Diagram showing the flow of data for Ops Manager's backup components when using snapshot storage.
  1. The Backup Agent connects to, and authenticates with, the databases associated with the backup job.
  2. The initial sync begins and enters its starting phase. Initial sync is a transition state between Inactive and Active. Initial Sync goes through a series of phases that are displayed on the Backup page to show progress. The Backup Agent streams the existing data to Ops Manager in 10 MB compressed bundles of documents called slices. The Backup Agent creates slices at the point in time when the backup was created. Data inserted to the instance after that point in time is captured separately.
  3. The transferring phase begins as the slices are streamed and stored in the Oplog Store temporarily on the Backup Daemon’s behalf. The Backup Daemon service cannot dedicate itself to processing the large stream of initial sync slices at the expense of processing other backup jobs. The Oplog Store stores the slices until the Backup Daemon can fetch them. The Oplog Store is created when the first Snapshot Store is created.
  4. While the Backup Agent is streaming the data, it tails the oplog. This tailing collects any differences between the state of the deployment database when the backup began and the deployment database’s current state. The oplog entries are sent in 10 MB compressed bundles of documents called oplog slices. These two streams of slices are collected in parallel to reduce the time needed to construct a complete backup.
  5. The building phase begins once Ops Manager receives the first batch of initial sync slices. In this phase, Ops Manager creates a local version of the backed up database called a head database on the host running the Backup Daemon service.
  6. Ops Manager, through the Backup Daemon service, inserts the documents stored in the Oplog Store into the head database.
  7. The applying oplogs phase begins as Ops Manager applies the tailed oplog entries into the head database.
  8. During the fetching missing documents phase, Ops Manager queries the deployment database for documents missed during document insertion.
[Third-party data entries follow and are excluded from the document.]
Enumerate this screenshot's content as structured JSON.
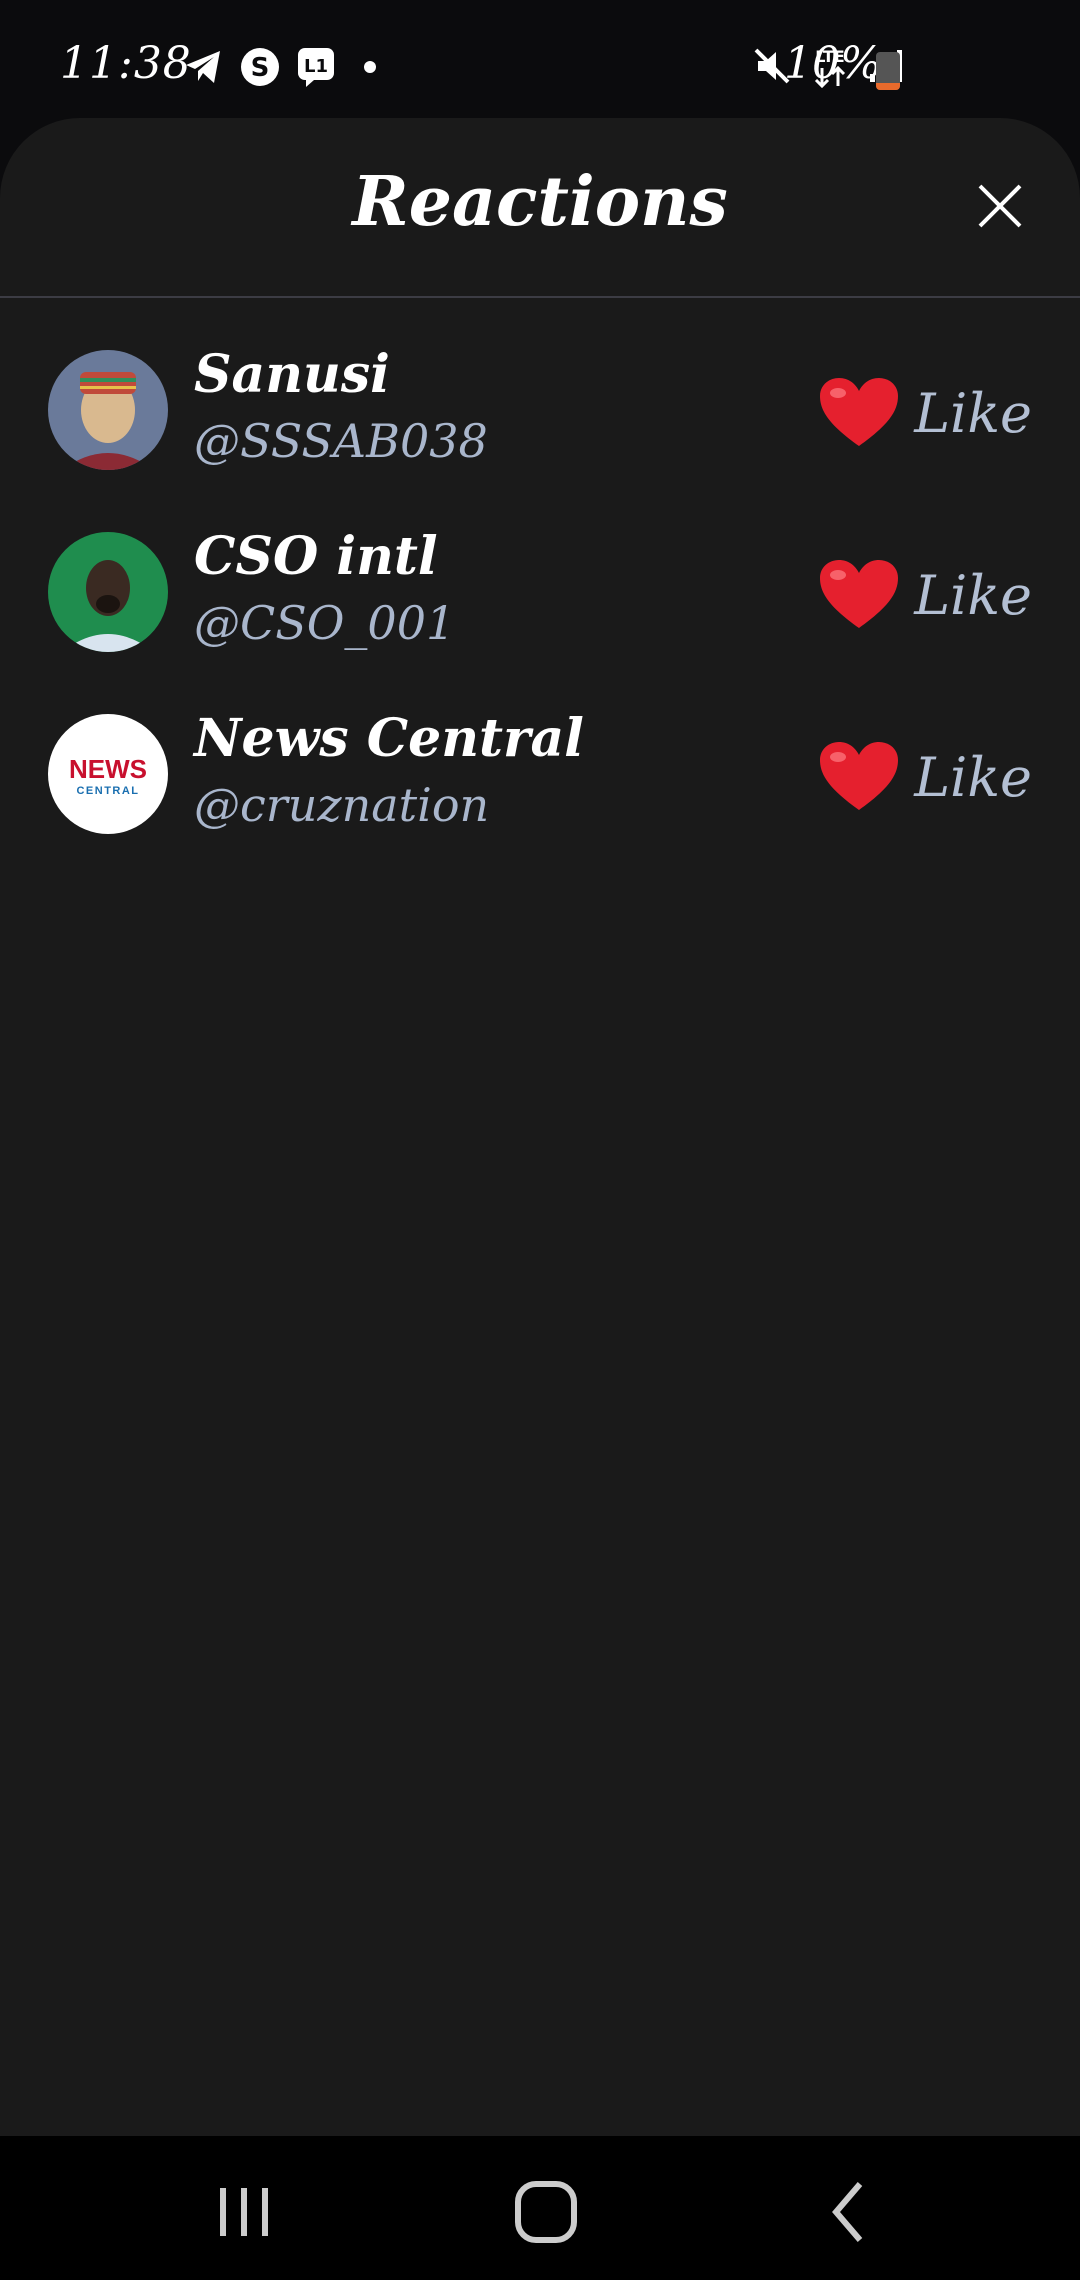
{
  "status_bar": {
    "time": "11:38",
    "battery_percent": "10%",
    "battery_level": 0.1,
    "network_label": "LTE",
    "icons_left": [
      "telegram-icon",
      "threads-icon",
      "chat-icon",
      "dot-icon"
    ],
    "icons_right": [
      "mute-icon",
      "lte-icon",
      "signal-icon",
      "battery-icon"
    ]
  },
  "sheet": {
    "title": "Reactions",
    "close_icon": "close-icon"
  },
  "reactions": [
    {
      "name": "Sanusi",
      "handle": "@SSSAB038",
      "reaction_label": "Like",
      "reaction_icon": "heart-icon",
      "avatar_colors": [
        "#6a7a9a",
        "#d9b98f",
        "#8b2a34"
      ]
    },
    {
      "name": "CSO intl",
      "handle": "@CSO_001",
      "reaction_label": "Like",
      "reaction_icon": "heart-icon",
      "avatar_colors": [
        "#1f8d4e",
        "#3a2a22",
        "#d8e4ef"
      ]
    },
    {
      "name": "News Central",
      "handle": "@cruznation",
      "reaction_label": "Like",
      "reaction_icon": "heart-icon",
      "avatar_logo": "NEWS",
      "avatar_logo_sub": "CENTRAL",
      "avatar_colors": [
        "#ffffff",
        "#c8102e",
        "#1a6fb0"
      ]
    }
  ],
  "nav_bar": {
    "buttons": [
      "recents-icon",
      "home-icon",
      "back-icon"
    ]
  },
  "colors": {
    "sheet_bg": "#1a1a1a",
    "heart": "#e5202e",
    "handle": "#a9b6cc"
  }
}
Ops Manager inserts the missing documents found in the deployment database into the head database.
  9. After inserting the missing documents, the creating indexes phase begins as Ops Manager creates all of the indexes found in the deployment databases in the head database. When the indexes finish, the initial sync ends and the phase changes to complete.
  10. Depending upon which snapshot store you chose to store your backup, a snapshot can be written out:
    1. As blocks to a blockstore.
    2. As blocks to an AWS S3 bucket. The metadata for those blocks is written to a MongoDB database on the Ops Manager host.
    3. As snapshot files to a file system store.

Note

The characteristics of each storage method is covered in Backup Configuration Options.

Subsequent Backups

The head database works as a full copy of the deployment database. It needs oplogs applied to it on a regular basis to keep its data synchronized with the deployment database. Snapshots are generated from the data stored in the head database according to your snapshot schedule.

Once the first full backup is completed, each active backup job follows this process:

  1. The Backup Agent tails the deployment’s oplog.
  2. The Backup Agent routinely batches new oplog entries in oplog slices and transfers them to Ops Manager.
  3. Ops Manager stores the oplog entries in the Oplog Store.
  4. Ops Manager applies the new oplog entries from the oplog slices to the head database that stores the deployment backup.
  5. Ops Manager creates a new snapshot and stores it in the snapshot store as specified in your snapshot schedule.